A gambling game involves a fair die with six faces. Each face is marked with a distinct number of dots from one and six. You pay a fee to play every round of the game. The fee for the first round is ₹0.01. The fee increases by ₹0.01 after each round is played. Thus, the fee to play the second round is ₹0.02, the fee to play the third round is ₹0.03, and so on. Once you have paid the fee, it won't be returned to you.

In each round, after you pay the fee, the die is rolled and you win ₹1.00 times the number of dots that appear on the face facing up. You may quit the game at any moment. How long should you play this game if you want to maximize your profit? What is the profit you expect to make?

Common divisors of sum and difference

Susam Pal — Sun, 03 Jun 2012 00:00:00 +0000

There are two numbers that are coprime to each other. What are the possible common positive divisors of their sum and the difference between them?

100 pirates and 1000 gold coins

Susam Pal — Sun, 27 May 2012 00:00:00 +0000

There are 100 pirates on a ship. They have distinct dates of birth.
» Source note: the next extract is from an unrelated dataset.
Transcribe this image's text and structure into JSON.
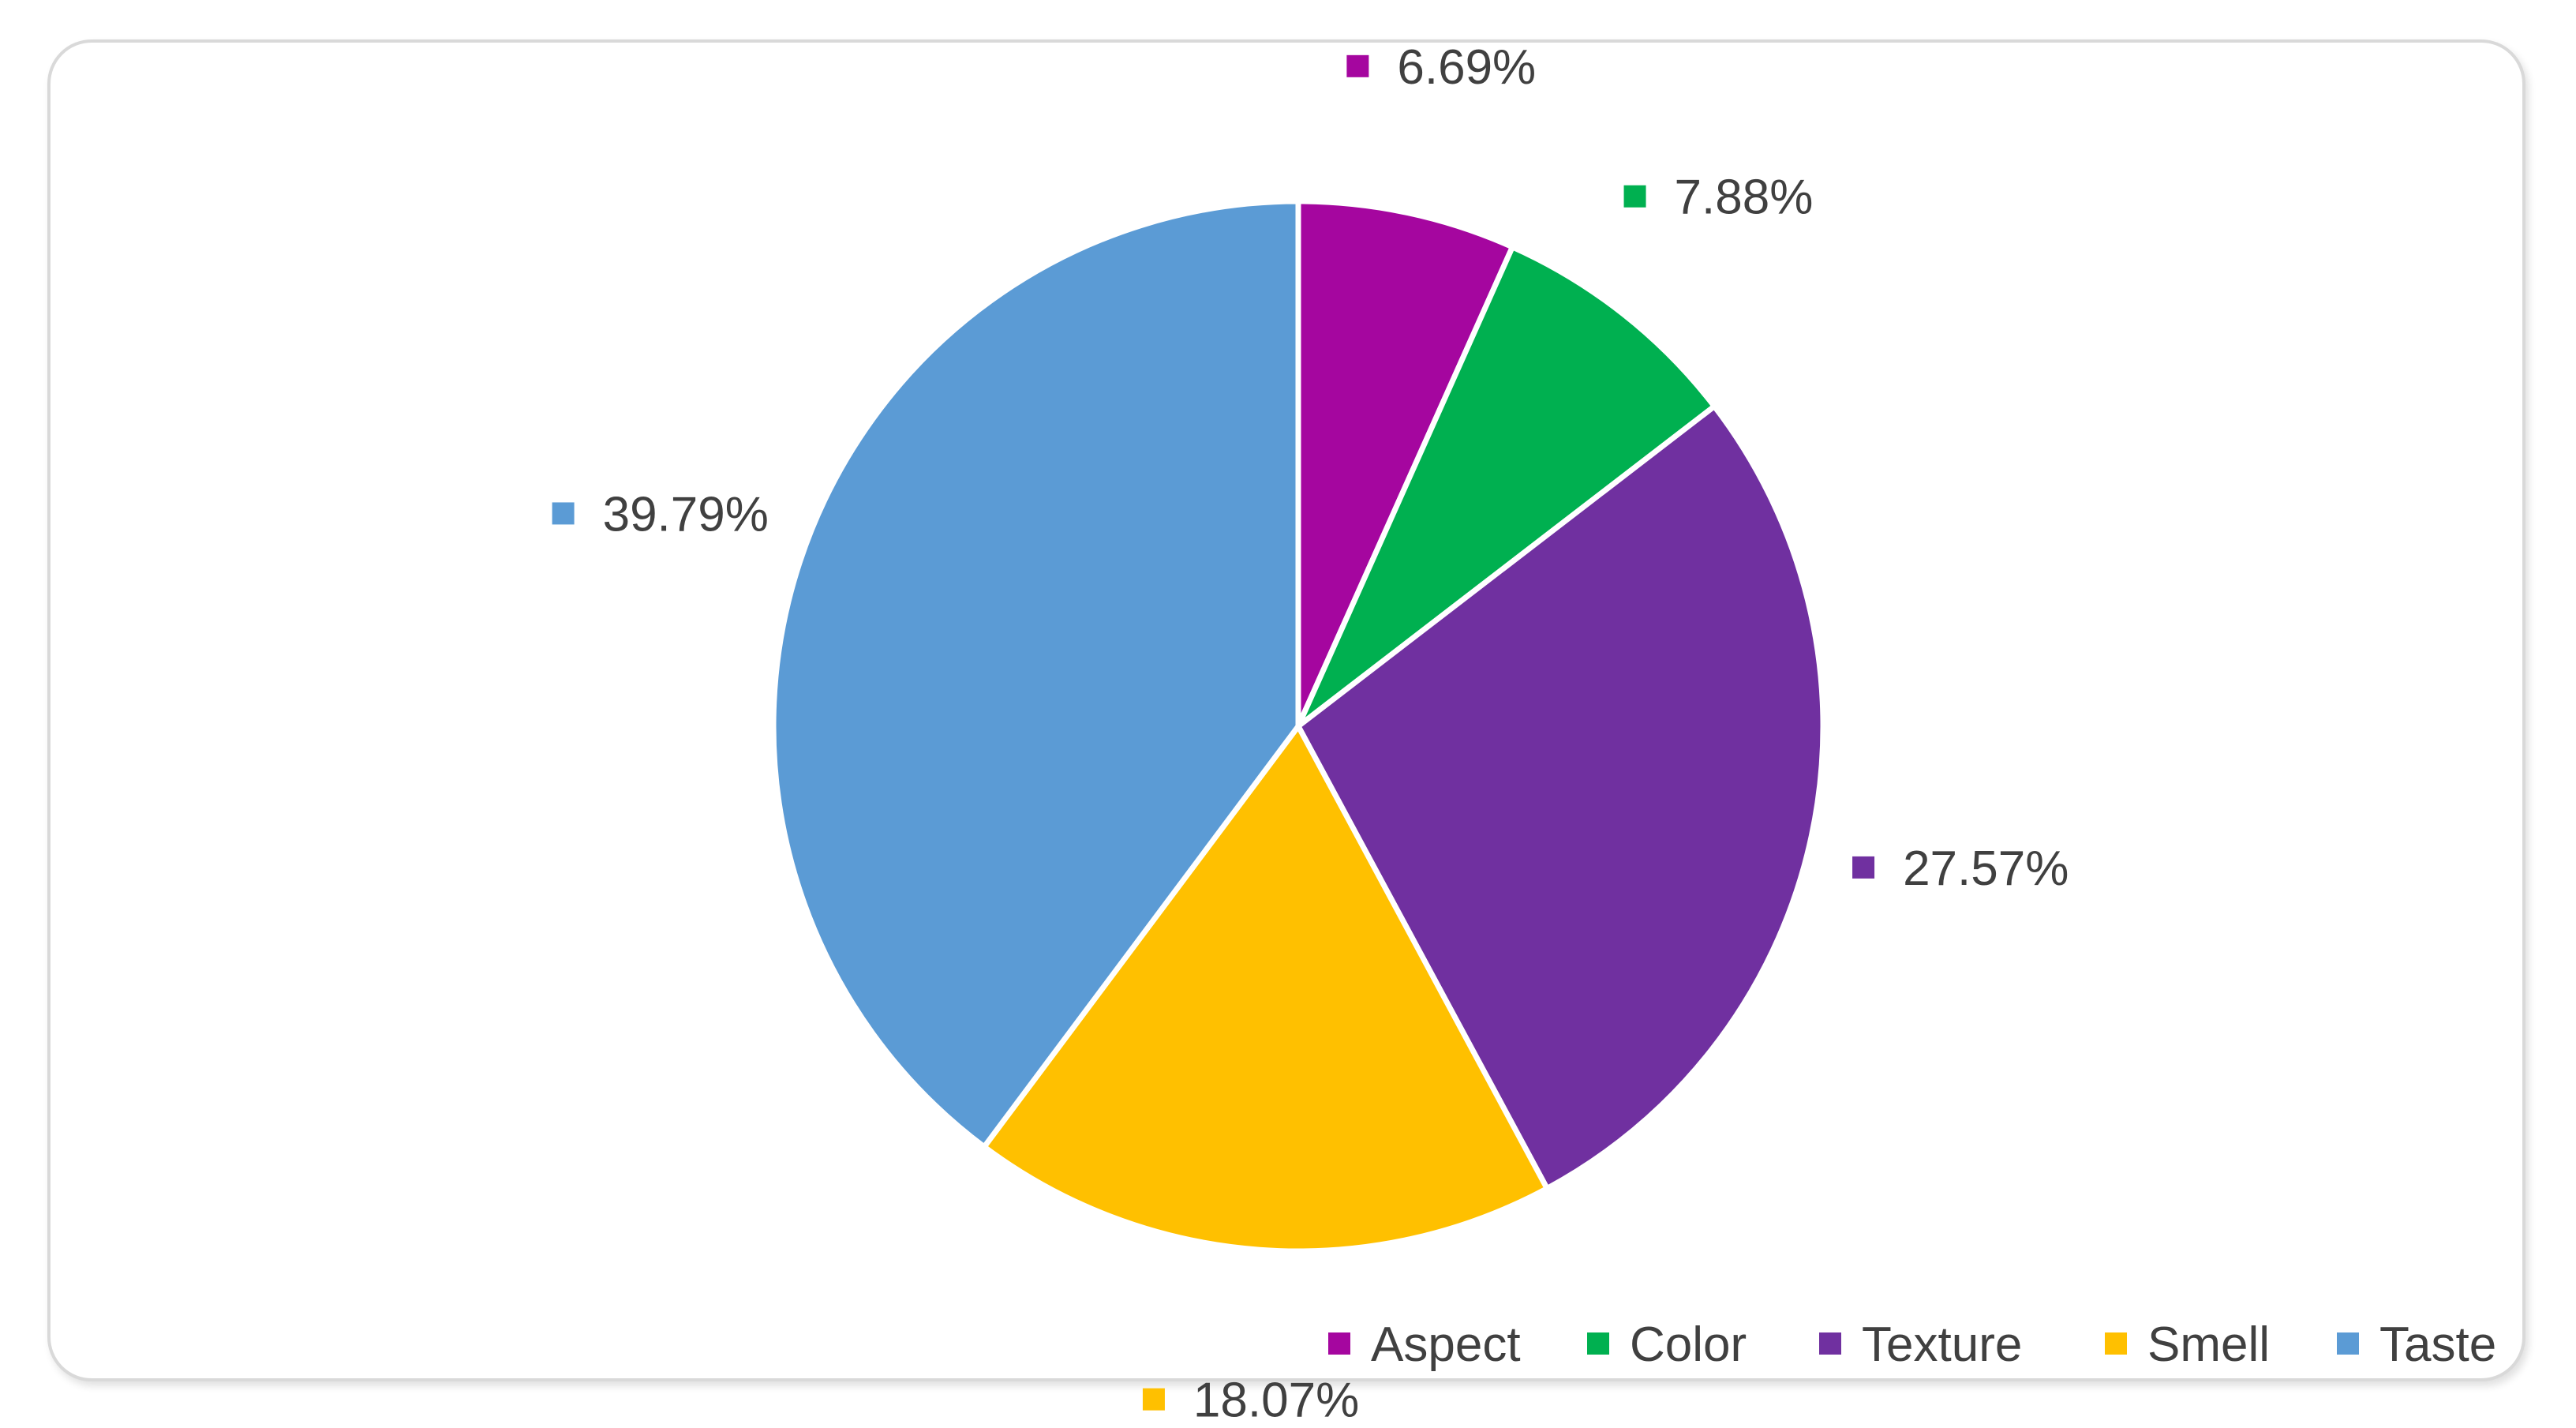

They find 1000 gold coins. They want to distribute the coins among themselves. The oldest pirate is supposed to propose a distribution of the coins, and then all the pirates, including himself, vote on whether the distribution is acceptable. If at least half of the pirates on the ship vote for it, the coins are distributed according to the proposed distribution. Otherwise, the oldest pirate who proposed the distribution is killed and thrown overboard, and the oldest among the remaining pirates makes a new proposal. This continues until a proposal is accepted.

Each pirate decides his vote after considering three factors. For each pirate, survival is the most important necessity. After ensuring survival, each pirate maximizes the number of coins he gets. He prefers to throw the oldest pirate overboard if it doesn't affect his survival and the maximum number of coins he gets.
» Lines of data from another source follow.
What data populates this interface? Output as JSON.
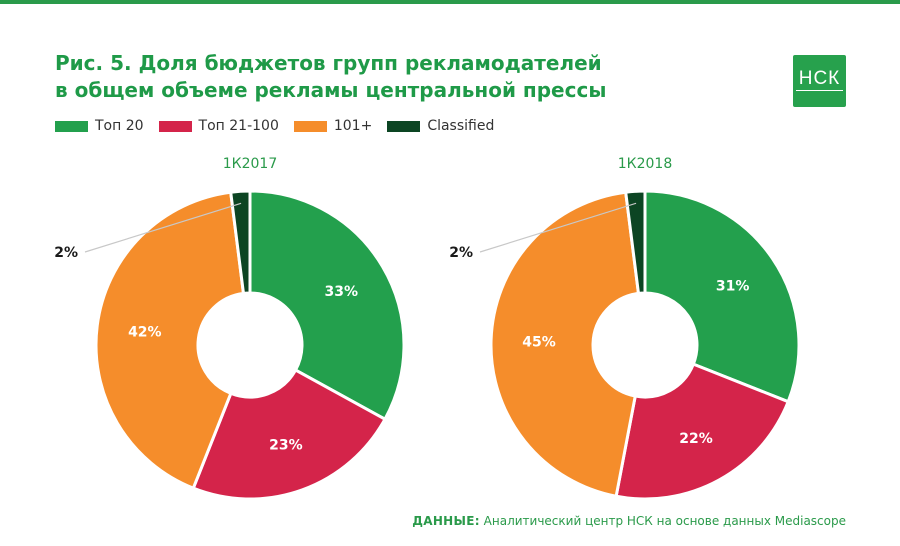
{
  "title": {
    "line1": "Рис. 5. Доля бюджетов групп рекламодателей",
    "line2": "в общем объеме рекламы центральной прессы"
  },
  "logo": {
    "text": "НСК"
  },
  "legend": [
    {
      "label": "Топ 20",
      "color": "#23a04d"
    },
    {
      "label": "Топ 21-100",
      "color": "#d4244a"
    },
    {
      "label": "101+",
      "color": "#f58d2b"
    },
    {
      "label": "Classified",
      "color": "#0c4523"
    }
  ],
  "footer": {
    "label": "ДАННЫЕ:",
    "text": "Аналитический центр НСК на основе данных Mediascope"
  },
  "chart_data": [
    {
      "type": "pie",
      "title": "1К2017",
      "categories": [
        "Топ 20",
        "Топ 21-100",
        "101+",
        "Classified"
      ],
      "values": [
        33,
        23,
        42,
        2
      ],
      "labels": [
        "33%",
        "23%",
        "42%",
        "2%"
      ]
    },
    {
      "type": "pie",
      "title": "1К2018",
      "categories": [
        "Топ 20",
        "Топ 21-100",
        "101+",
        "Classified"
      ],
      "values": [
        31,
        22,
        45,
        2
      ],
      "labels": [
        "31%",
        "22%",
        "45%",
        "2%"
      ]
    }
  ]
}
Which pirate gets the greatest number of gold coins? How many coins does he get?

Behind a man there is a woman

Susam Pal — Sun, 20 May 2012 00:00:00 +0000

Imagine a queue consisting of men and women only. The first person in the queue is a man, and the last person is a woman. An autistic child refuses to believe that somewhere in the queue there is a woman directly behind a man. Fortunately, some teachers have succeeded in teaching him the principle of mathematical induction. Now, can you show the child, using mathematical induction only, that somewhere in the queue, directly behind a man there is a woman?
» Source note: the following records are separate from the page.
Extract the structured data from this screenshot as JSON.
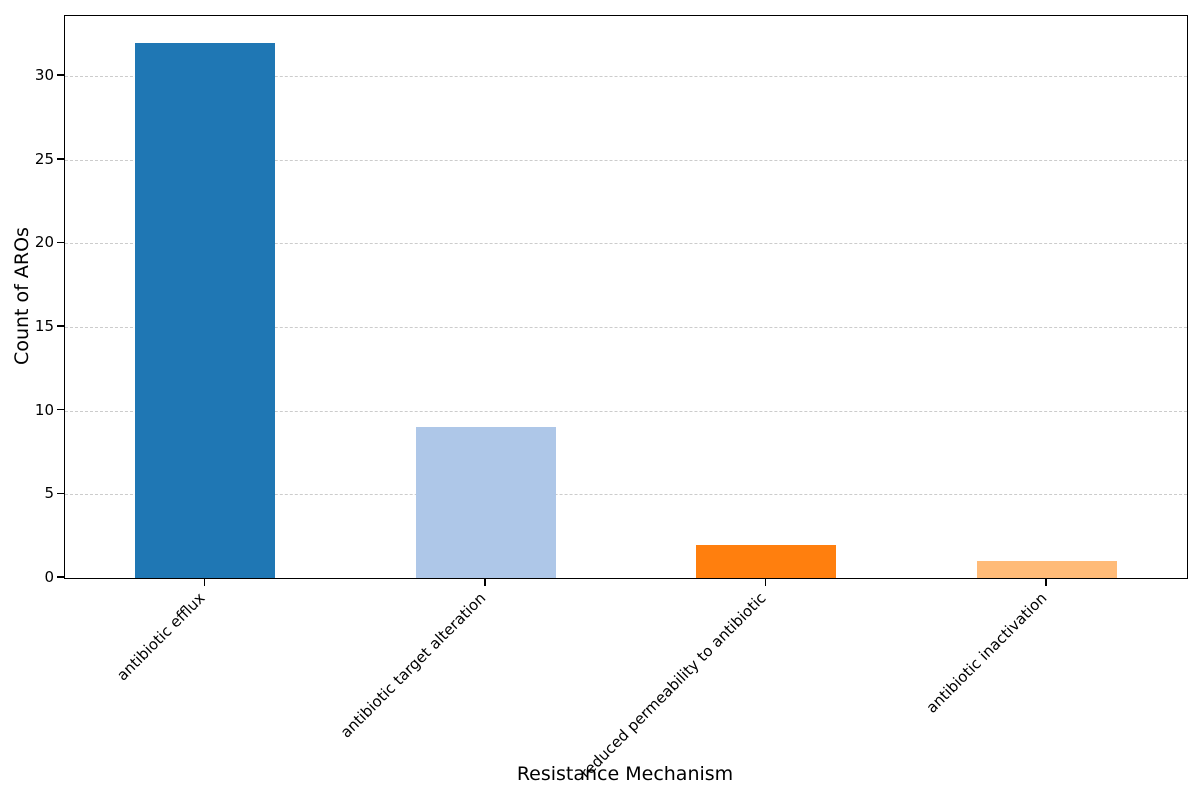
{
  "chart_data": {
    "type": "bar",
    "title": "",
    "xlabel": "Resistance Mechanism",
    "ylabel": "Count of AROs",
    "categories": [
      "antibiotic efflux",
      "antibiotic target alteration",
      "reduced permeability to antibiotic",
      "antibiotic inactivation"
    ],
    "values": [
      32,
      9,
      2,
      1
    ],
    "bar_colors": [
      "#1f77b4",
      "#aec7e8",
      "#ff7f0e",
      "#ffbb78"
    ],
    "ylim": [
      0,
      33.6
    ],
    "yticks": [
      0,
      5,
      10,
      15,
      20,
      25,
      30
    ],
    "xtick_rotation_deg": 45,
    "grid": "horizontal-dashed",
    "grid_color": "#cccccc",
    "axis_color": "#000000",
    "background_color": "#ffffff",
    "legend": "none"
  }
}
Two sequences of natural numbers

Susam Pal — Sun, 06 May 2012 00:00:00 +0000

There are two sequences of natural numbers. The first sequence consists of all natural numbers that do not contain a particular digit, in ascending order. The second sequence consists of all the remaining natural numbers in ascending order. Every natural number occurs exactly once in exactly one of the sequences.

How many terms are there in the first sequence such that each of those terms is greater than the corresponding term at the same position in the second sequence?

Powers of ten

Susam Pal — Sun, 29 Apr 2012 00:00:00 +0000

How many positive integers n are there such that \(10^{10^{10^{n}}} + 10^{10^{n}} + 10^{n} - 1\) is prime?